The Mudcat Café TM
Thread #120890   Message #3372249
Posted By: GUEST,Brian Peters
05-Jul-12 - 06:27 AM
Thread Name: New Penguin Book of English Folk Song
Subject: RE: New Penguin Book of English Folk Song
'Jack': the reason that people like Jim Carroll (and me) get cross with your arguments is that you refuse consistently to acknowledge that anything has changed in the way of folksong scholarship since 1905. To hurl familiar slogans about 'cultural imperialism' and 'condescension' at the folksong movement in its entirety is to insult collectors like Jim, Mike Yates, or John and Katie Howson, who have operated with a very different agenda to the Edwardians whose attitudes Harker dissects (though, having read Sharp's Appalachian diaries, I've found even in that bogeyman's writings more respect and affection for the singers than condescension).

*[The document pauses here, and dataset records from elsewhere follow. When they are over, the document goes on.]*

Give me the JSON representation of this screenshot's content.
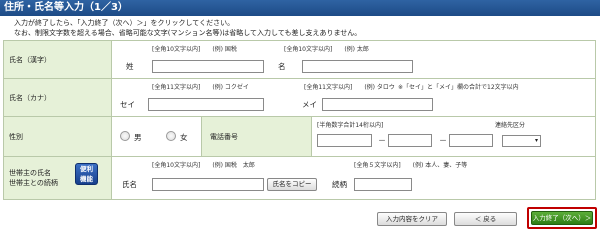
{
  "header": {
    "title": "住所・氏名等入力（1／3）"
  },
  "instructions": [
    "入力が終了したら、「入力終了（次へ）＞」をクリックしてください。",
    "なお、制限文字数を超える場合、省略可能な文字(マンション名等)は省略して入力しても差し支えありません。"
  ],
  "name_kanji": {
    "label": "氏名（漢字）",
    "sei_hint": "[全角10文字以内]　　(例) 国税",
    "sei_label": "姓",
    "sei_value": "",
    "mei_hint": "[全角10文字以内]　　(例) 太郎",
    "mei_label": "名",
    "mei_value": ""
  },
  "name_kana": {
    "label": "氏名（カナ）",
    "sei_hint": "[全角11文字以内]　　(例) コクゼイ",
    "sei_label": "セイ",
    "sei_value": "",
    "mei_hint": "[全角11文字以内]　　(例) タロウ",
    "mei_label": "メイ",
    "mei_value": "",
    "note": "※「セイ」と「メイ」欄の合計で12文字以内"
  },
  "gender": {
    "label": "性別",
    "male": "男",
    "female": "女"
  },
  "phone": {
    "label": "電話番号",
    "hint": "[半角数字合計14桁以内]",
    "contact_label": "連絡先区分",
    "contact_value": ""
  },
  "householder": {
    "label_line1": "世帯主の氏名",
    "label_line2": "世帯主との続柄",
    "help_line1": "便利",
    "help_line2": "機能",
    "name_hint": "[全角10文字以内]　　(例) 国税　太郎",
    "name_label": "氏名",
    "name_value": "",
    "copy_button": "氏名をコピー",
    "relation_hint": "[全角５文字以内]　　(例) 本人、妻、子等",
    "relation_label": "続柄",
    "relation_value": ""
  },
  "footer": {
    "clear_button": "入力内容をクリア",
    "back_button": "＜ 戻る",
    "next_button": "入力終了（次へ）＞"
  }
}
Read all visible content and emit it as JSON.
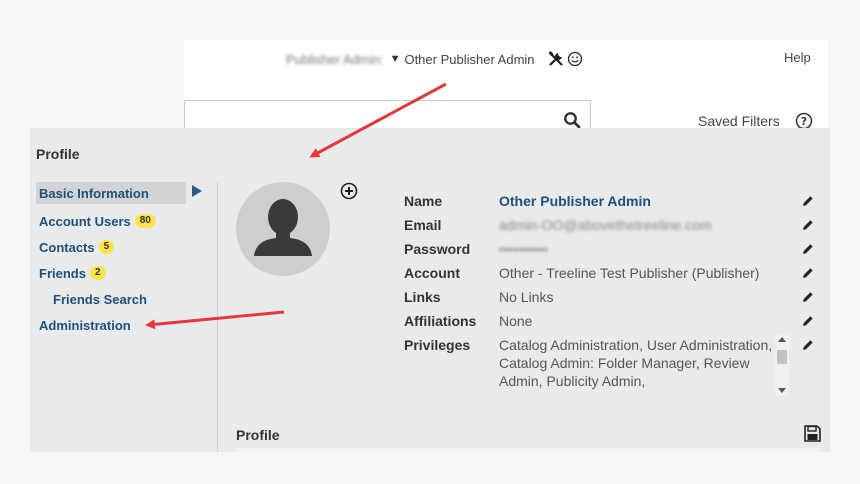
{
  "header": {
    "user_prefix": "Publisher Admin:",
    "user_name": "Other Publisher Admin",
    "tools_icon": "tools-icon",
    "smile_icon": "smiley-icon",
    "help_label": "Help"
  },
  "search": {
    "value": "",
    "saved_filters_label": "Saved Filters"
  },
  "panel": {
    "title": "Profile",
    "section_title": "Profile"
  },
  "nav": {
    "items": [
      {
        "label": "Basic Information"
      },
      {
        "label": "Account Users",
        "badge": "80"
      },
      {
        "label": "Contacts",
        "badge": "5"
      },
      {
        "label": "Friends",
        "badge": "2"
      },
      {
        "label": "Friends Search"
      },
      {
        "label": "Administration"
      }
    ]
  },
  "profile": {
    "rows": [
      {
        "label": "Name",
        "value": "Other Publisher Admin"
      },
      {
        "label": "Email",
        "value": "admin-OO@abovethetreeline.com"
      },
      {
        "label": "Password",
        "value": "••••••••••"
      },
      {
        "label": "Account",
        "value": "Other - Treeline Test Publisher (Publisher)"
      },
      {
        "label": "Links",
        "value": "No Links"
      },
      {
        "label": "Affiliations",
        "value": "None"
      },
      {
        "label": "Privileges",
        "value": "Catalog Administration, User Administration, Catalog Admin: Folder Manager, Review Admin, Publicity Admin,"
      }
    ]
  },
  "colors": {
    "nav_link": "#1f4f7a",
    "badge": "#ffe34d",
    "panel_bg": "#e9eaeb",
    "annotation_arrow": "#e0393e"
  }
}
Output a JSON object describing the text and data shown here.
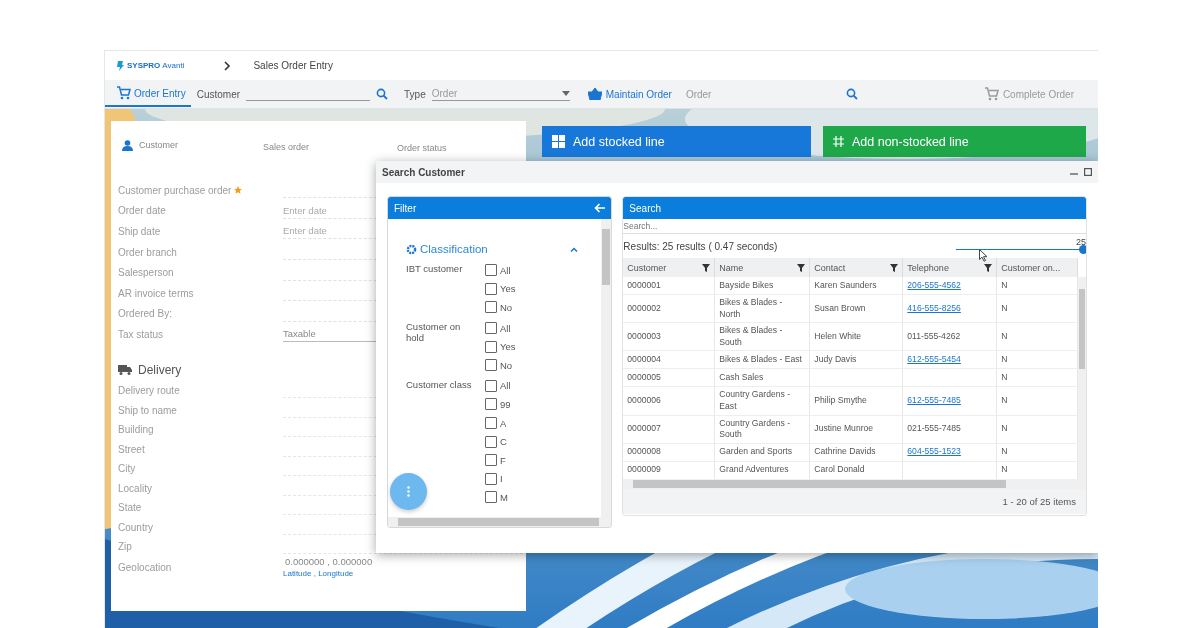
{
  "header": {
    "logo": {
      "brand": "SYSPRO",
      "product": "Avanti"
    },
    "breadcrumb": "Sales Order Entry"
  },
  "toolbar": {
    "tab": {
      "label": "Order Entry",
      "selected": true
    },
    "customer_field": {
      "label": "Customer"
    },
    "type_field": {
      "label": "Type",
      "placeholder": "Order"
    },
    "maintain_order": "Maintain Order",
    "order_field": {
      "placeholder": "Order"
    },
    "complete_order": {
      "label": "Complete Order",
      "disabled": true
    }
  },
  "order_form": {
    "header_labels": [
      "Customer",
      "Sales order",
      "Order status"
    ],
    "fields": [
      {
        "label": "Customer purchase order",
        "required": true
      },
      {
        "label": "Order date",
        "placeholder": "Enter date",
        "required": false
      },
      {
        "label": "Ship date",
        "placeholder": "Enter date",
        "required": false
      },
      {
        "label": "Order branch",
        "required": false
      },
      {
        "label": "Salesperson",
        "required": false
      },
      {
        "label": "AR invoice terms",
        "required": false
      },
      {
        "label": "Ordered By:",
        "required": false
      },
      {
        "label": "Tax status",
        "value": "Taxable",
        "required": false
      }
    ],
    "delivery": {
      "title": "Delivery",
      "fields": [
        {
          "label": "Delivery route"
        },
        {
          "label": "Ship to name"
        },
        {
          "label": "Building"
        },
        {
          "label": "Street"
        },
        {
          "label": "City"
        },
        {
          "label": "Locality"
        },
        {
          "label": "State"
        },
        {
          "label": "Country"
        },
        {
          "label": "Zip"
        },
        {
          "label": "Geolocation",
          "value": "0.000000 , 0.000000",
          "link": "Latitude , Longitude"
        }
      ]
    }
  },
  "actions": [
    {
      "label": "Add stocked line",
      "kind": "stocked"
    },
    {
      "label": "Add non-stocked line",
      "kind": "non-stocked"
    }
  ],
  "dialog": {
    "title": "Search Customer",
    "filter": {
      "title": "Filter",
      "section": {
        "title": "Classification",
        "expanded": true,
        "groups": [
          {
            "label": "IBT customer",
            "options": [
              {
                "label": "All",
                "checked": false
              },
              {
                "label": "Yes",
                "checked": false
              },
              {
                "label": "No",
                "checked": false
              }
            ]
          },
          {
            "label": "Customer on hold",
            "options": [
              {
                "label": "All",
                "checked": false
              },
              {
                "label": "Yes",
                "checked": false
              },
              {
                "label": "No",
                "checked": false
              }
            ]
          },
          {
            "label": "Customer class",
            "options": [
              {
                "label": "All",
                "checked": false
              },
              {
                "label": "99",
                "checked": false
              },
              {
                "label": "A",
                "checked": false
              },
              {
                "label": "C",
                "checked": false
              },
              {
                "label": "F",
                "checked": false
              },
              {
                "label": "I",
                "checked": false
              },
              {
                "label": "M",
                "checked": false
              }
            ]
          }
        ]
      }
    },
    "search": {
      "title": "Search",
      "placeholder": "Search...",
      "results": "Results: 25 results ( 0.47 seconds)",
      "page_size": {
        "reading": "25",
        "level": 1
      },
      "table": {
        "columns": [
          {
            "label": "Customer",
            "filter": true
          },
          {
            "label": "Name",
            "filter": true
          },
          {
            "label": "Contact",
            "filter": true
          },
          {
            "label": "Telephone",
            "filter": true
          },
          {
            "label": "Customer on...",
            "filter": false
          }
        ],
        "rows": [
          {
            "customer": "0000001",
            "name": "Bayside Bikes",
            "contact": "Karen Saunders",
            "telephone": "206-555-4562",
            "phone_link": true,
            "on_hold": "N"
          },
          {
            "customer": "0000002",
            "name": "Bikes & Blades - North",
            "contact": "Susan Brown",
            "telephone": "416-555-8256",
            "phone_link": true,
            "on_hold": "N"
          },
          {
            "customer": "0000003",
            "name": "Bikes & Blades - South",
            "contact": "Helen White",
            "telephone": "011-555-4262",
            "phone_link": false,
            "on_hold": "N"
          },
          {
            "customer": "0000004",
            "name": "Bikes & Blades - East",
            "contact": "Judy Davis",
            "telephone": "612-555-5454",
            "phone_link": true,
            "on_hold": "N"
          },
          {
            "customer": "0000005",
            "name": "Cash Sales",
            "on_hold": "N"
          },
          {
            "customer": "0000006",
            "name": "Country Gardens - East",
            "contact": "Philip Smythe",
            "telephone": "612-555-7485",
            "phone_link": true,
            "on_hold": "N"
          },
          {
            "customer": "0000007",
            "name": "Country Gardens - South",
            "contact": "Justine Munroe",
            "telephone": "021-555-7485",
            "phone_link": false,
            "on_hold": "N"
          },
          {
            "customer": "0000008",
            "name": "Garden and Sports",
            "contact": "Cathrine Davids",
            "telephone": "604-555-1523",
            "phone_link": true,
            "on_hold": "N"
          },
          {
            "customer": "0000009",
            "name": "Grand Adventures",
            "contact": "Carol Donald",
            "on_hold": "N"
          }
        ]
      },
      "footer": "1 - 20 of 25 items"
    }
  }
}
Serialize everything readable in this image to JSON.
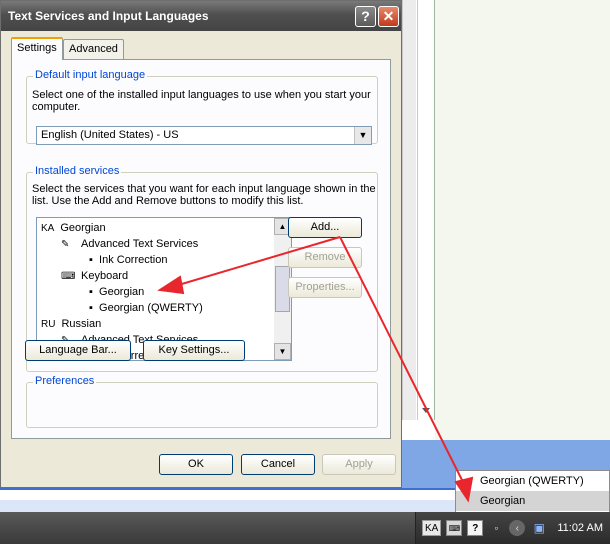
{
  "dialog": {
    "title": "Text Services and Input Languages",
    "help_glyph": "?",
    "close_glyph": "✕",
    "tabs": [
      {
        "label": "Settings"
      },
      {
        "label": "Advanced"
      }
    ],
    "default_group": {
      "label": "Default input language",
      "desc": "Select one of the installed input languages to use when you start your computer.",
      "selected": "English (United States) - US"
    },
    "services_group": {
      "label": "Installed services",
      "desc": "Select the services that you want for each input language shown in the list. Use the Add and Remove buttons to modify this list.",
      "tree": [
        {
          "badge": "KA",
          "text": "Georgian"
        },
        {
          "text": "Advanced Text Services"
        },
        {
          "text": "Ink Correction"
        },
        {
          "text": "Keyboard"
        },
        {
          "text": "Georgian"
        },
        {
          "text": "Georgian (QWERTY)"
        },
        {
          "badge": "RU",
          "text": "Russian"
        },
        {
          "text": "Advanced Text Services"
        },
        {
          "text": "Ink Correction"
        }
      ],
      "add": "Add...",
      "remove": "Remove",
      "properties": "Properties..."
    },
    "prefs_group": {
      "label": "Preferences",
      "language_bar": "Language Bar...",
      "key_settings": "Key Settings..."
    },
    "ok": "OK",
    "cancel": "Cancel",
    "apply": "Apply"
  },
  "lang_menu": {
    "items": [
      {
        "label": "Georgian (QWERTY)",
        "selected": false
      },
      {
        "label": "Georgian",
        "selected": true
      }
    ]
  },
  "taskbar": {
    "lang_indicator": "KA",
    "help_glyph": "?",
    "clock": "11:02 AM"
  },
  "colors": {
    "group_label": "#0046d5",
    "annotation_arrow": "#e8262d",
    "tab_highlight": "#f0a000"
  },
  "icons": [
    "help-icon",
    "close-icon",
    "keyboard-icon",
    "text-services-icon",
    "chevron-down-icon",
    "network-icon"
  ]
}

It really isn't news to anyone who's bothered to think about it, that the Revival is culturally different from the Source. We knew that, thanks. And, as for definitions, I can't imagine how the editors of 'New Penguin' could have arrived at their selections without using something along the lines of '1954' (but please don't let this turn into another thread on that tired old topic). To reject a definition, yet to "agree folk songs are different", sounds suspiciously like the position of F. J. Child and his followers (so mocked by Harker): "we can't define a ballad, but we know one when we see one."